Why don’t people become Christians? In the church I grew up in, I was told that the reason that people don’t become Christians is that they really like their sin. How many of you stopped liking your sin before you finally got help for it? You didn’t like it, but you couldn’t see a way to get out of it or you didn’t think you deserved help. So you stayed in the sin. And then somehow God broke through that, and then you got grace, and now here you are. I think people who are sinning hate their sin. I used to wake up in the morning looking at an empty bottle of booze, feeling like crap, and say “I’m never doing that again.” You know why? I hated that. I hated how it felt. But then a couple of days later I felt okay, and I did it again. I couldn’t see anything else. That was one of the reasons why I was in denial and why I was so defensive about my drinking and using. I couldn’t see any alternative. I didn’t think grace was for me.
When you became a believer they didn’t just come and open your jail cell and say, “You can leave now.” There are consequences. Society might make you pay for your crime. And we might live in a society that God has set up where if you do the crime you do the time. You reap what you sew. But on a cosmic level, on a spiritual level, it is already paid for. There are sins that people have done that were paid for before people could even think them up. That’s hard for me to accept.

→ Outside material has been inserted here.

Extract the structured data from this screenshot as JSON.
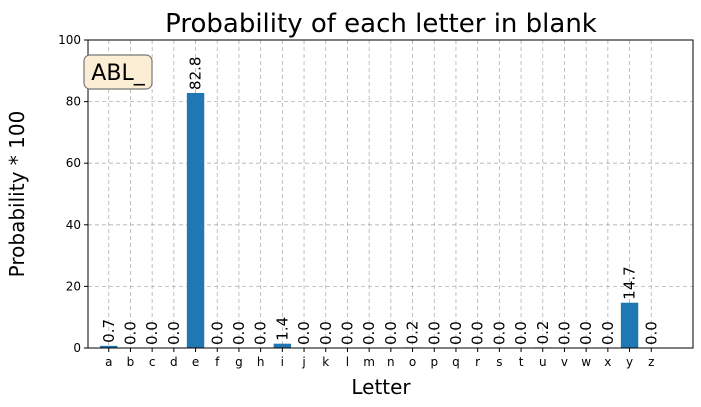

I want to close with one little thing here in Colossians 2:5: “For even though I am absent in body, nevertheless I am with you in spirit, rejoicing to see your good discipline and the stability of your faith in Christ.” This is a really different letter from Galatians. In Galatians, Paul is hollering and confronting them because they started off by focusing on Christ, but then all of a sudden it’s Christ plus circumcision, Christ plus festivals, Christ plus all this stuff you’re supposed to do, and so he hollers at them like crazy. The Colossians, however, hadn’t done that. So Paul is rejoicing in them that they are stable in their faith and they haven’t lost track of what got them there in the first place. So the next verse says, “Therefore as you have received Christ Jesus the Lord, so walk in Him.” In other words, live the way you came to Jesus in the first place. How did you come to Jesus in the first place? With your big list of good stuff or hiding your list of bad stuff? No, you just came by faith. If there is a way out of this for us, God’s going to have to do it. We’ve tried to do it and we can’t do it on our own. Now we’re broken and grace comes to us, and the kingdom comes to us, and that’s how we got it in the first place. So Paul tells us to live that way now. Live, walk, and keep walking like that. The recovery principle in Paul’s message is, Keep coming back, it really works. Keep coming back to the grace that got you here in the first place.
When you became a believer, the thing that was clear was that this was a God thing. It’s something that God is going to have to do and we are going to have to accept it for free. Since then, the fight is to keep doing what got you here in the first place. And that’s my encouragement to you: Keep coming back. It really works.